Sana Ullah Shakir is a hearing impaired intern enrolled in Adobe Photoshop course. He has learnt fast and his clientele is expanding fast. Gleefully, he extends his hand to pass on his visiting card and the brochures he has himself designed to his prospective clients.
Apart from sign language, Sana Ullah relies on text messages and emails to communicate with others. He is a well known personality at Nisbat Road, Lahore-the traditional market for the arts and trades he indulges in.
The centre gives extraordinary importance to the emotional well being of the trainees. Shabana Afshan, a clinical psychologist with LABARD for the last four years, involves herself with the trainees on case to case basis. Each one of them is different and must be handled differently, she says adding: “though self esteem is very low in almost all the cases.” She focuses on how to develop social skills, adjust in new environments after getting jobs, interact with the family and cope courageously with the negative behaviours of the society towards the disabled.
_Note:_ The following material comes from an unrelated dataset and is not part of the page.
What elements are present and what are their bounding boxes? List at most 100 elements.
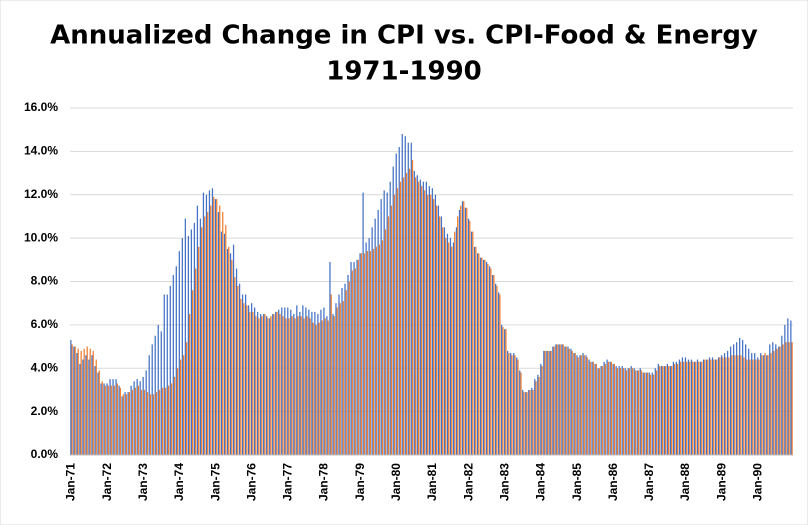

Shabana explains the training centre does not deal with the trainees in isolation. “We try our best to get every available piece of information about them. This helps us in devising a customized training and rehabilitation plan for them.” Apart from personal details such as name and parentage, the information required at the time of induction includes nature of disability, nature of mobility aid they are using, home environment, ability to travel alone, relationship with parents and siblings, medical history, therapies and medications already availed, behavioural problems, past employment if any, medical complaints at the time of birth, fears, neurotic traits, allergies and so on.